Avvolgo le mie braccia intorno al suo collo e lui mi stringe la vita, mi sorregge, con delicatezza, come fossi un esserino pronto a rompersi.

Respiro il suo profumo, sento la sua pelle calda e il suo cuore, quello ora lo sento più che mai.

Tutum tutum, tutum tutum, tutum tutum.

Chiudo gli occhi, poggio la mano sul suo petto, lo sento palpitare, lo sento vivere.

Lui ha qualcuno per cui vivere.

Mi sento triste. Senza cuore ci si può sentire triste? Però, lo sento. È come una stretta, un'oppressione, il respiro si ferma.

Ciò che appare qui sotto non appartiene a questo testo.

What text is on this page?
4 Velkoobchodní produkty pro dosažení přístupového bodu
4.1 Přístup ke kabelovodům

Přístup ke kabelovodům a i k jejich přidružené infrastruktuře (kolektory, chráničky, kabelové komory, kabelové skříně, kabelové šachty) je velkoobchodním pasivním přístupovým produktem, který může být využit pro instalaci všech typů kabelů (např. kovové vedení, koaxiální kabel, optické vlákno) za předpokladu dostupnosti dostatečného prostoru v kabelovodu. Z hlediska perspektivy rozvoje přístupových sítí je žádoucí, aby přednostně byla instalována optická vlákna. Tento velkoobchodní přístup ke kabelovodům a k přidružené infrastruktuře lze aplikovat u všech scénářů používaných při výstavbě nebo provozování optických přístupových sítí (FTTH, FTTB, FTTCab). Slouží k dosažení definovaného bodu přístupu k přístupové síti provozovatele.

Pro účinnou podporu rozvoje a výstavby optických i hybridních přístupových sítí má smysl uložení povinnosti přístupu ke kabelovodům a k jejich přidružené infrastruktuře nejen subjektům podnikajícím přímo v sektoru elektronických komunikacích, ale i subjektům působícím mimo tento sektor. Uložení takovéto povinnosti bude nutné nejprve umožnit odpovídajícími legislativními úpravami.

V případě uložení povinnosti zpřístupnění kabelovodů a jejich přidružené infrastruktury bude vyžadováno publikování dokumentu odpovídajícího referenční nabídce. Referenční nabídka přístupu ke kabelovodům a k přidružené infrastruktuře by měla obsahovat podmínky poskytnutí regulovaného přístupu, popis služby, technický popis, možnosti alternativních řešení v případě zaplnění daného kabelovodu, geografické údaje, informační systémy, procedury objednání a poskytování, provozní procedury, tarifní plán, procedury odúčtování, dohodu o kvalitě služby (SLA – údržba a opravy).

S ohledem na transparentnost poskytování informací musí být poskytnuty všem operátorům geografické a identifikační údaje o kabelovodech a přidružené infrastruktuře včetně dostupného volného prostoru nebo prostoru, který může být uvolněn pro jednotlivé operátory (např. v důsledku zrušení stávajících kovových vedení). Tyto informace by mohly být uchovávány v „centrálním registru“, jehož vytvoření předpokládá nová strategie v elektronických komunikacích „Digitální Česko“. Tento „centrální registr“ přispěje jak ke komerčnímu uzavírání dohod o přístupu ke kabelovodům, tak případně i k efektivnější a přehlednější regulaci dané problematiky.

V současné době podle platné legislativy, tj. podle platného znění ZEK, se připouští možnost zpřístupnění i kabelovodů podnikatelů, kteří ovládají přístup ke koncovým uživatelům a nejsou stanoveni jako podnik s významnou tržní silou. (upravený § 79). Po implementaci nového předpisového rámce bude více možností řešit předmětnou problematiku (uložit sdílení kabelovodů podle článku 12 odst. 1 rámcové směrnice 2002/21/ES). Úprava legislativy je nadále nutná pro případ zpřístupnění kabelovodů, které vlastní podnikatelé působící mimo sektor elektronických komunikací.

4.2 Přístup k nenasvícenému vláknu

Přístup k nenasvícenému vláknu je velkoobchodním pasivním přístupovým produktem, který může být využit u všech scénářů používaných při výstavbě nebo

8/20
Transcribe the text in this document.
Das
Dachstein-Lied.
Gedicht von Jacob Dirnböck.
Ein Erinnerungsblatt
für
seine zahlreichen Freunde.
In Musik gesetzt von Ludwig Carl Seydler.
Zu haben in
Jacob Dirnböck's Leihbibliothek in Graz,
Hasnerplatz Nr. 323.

Non sono io la ragione per cui lui vive.

Posso essere così egoista da ignorarlo solo per adesso?

- Ti amo. - mi sento sopraffare dalla tristezza, le lacrime mi scendono dagli occhi senza che nessuno gli abbia dato il permesso - Ti amo, ti amo tanto. Perdonami. -

Lui mi allontana da sé. Lo sapevo, ho osato troppo, ma dovevo almeno provare.

Fruga nelle sue tasche, ne estrae qualcosa di luccicante, l'appoggia sul palmo della mia mano ed io l'osservo.

È un cuore. Un piccolo cuore d'argento, pieno di graffi, con una decorazione floreale sul davanti.

È il mio cuore.

- Questo... -

- E' tuo, ti appartiene. -

Guardo il piccolo cuore, poi i suoi occhi intensi.

- No...no... - la mia voce sembra un urlo di dolore - ...no, è tuo... -

Tom mi mette al collo il ciondolo.

- Credimi, ti appartiene. - mi solleva il viso con due dita, mi osserva, mi studia, cerca qualcosa di cui né io né lui conosciamo l'esistenza, ma continuiamo a cercarla. Si avvicina, candido, e mi poggia un soffice bacio sulle labbra - Adesso svegliati. -

- Svegliarmi? -

All'improvviso ho paura. Mi stringo a lui, il viso mi brucia, le lacrime sono diventate come pezzi di fuoco vivo.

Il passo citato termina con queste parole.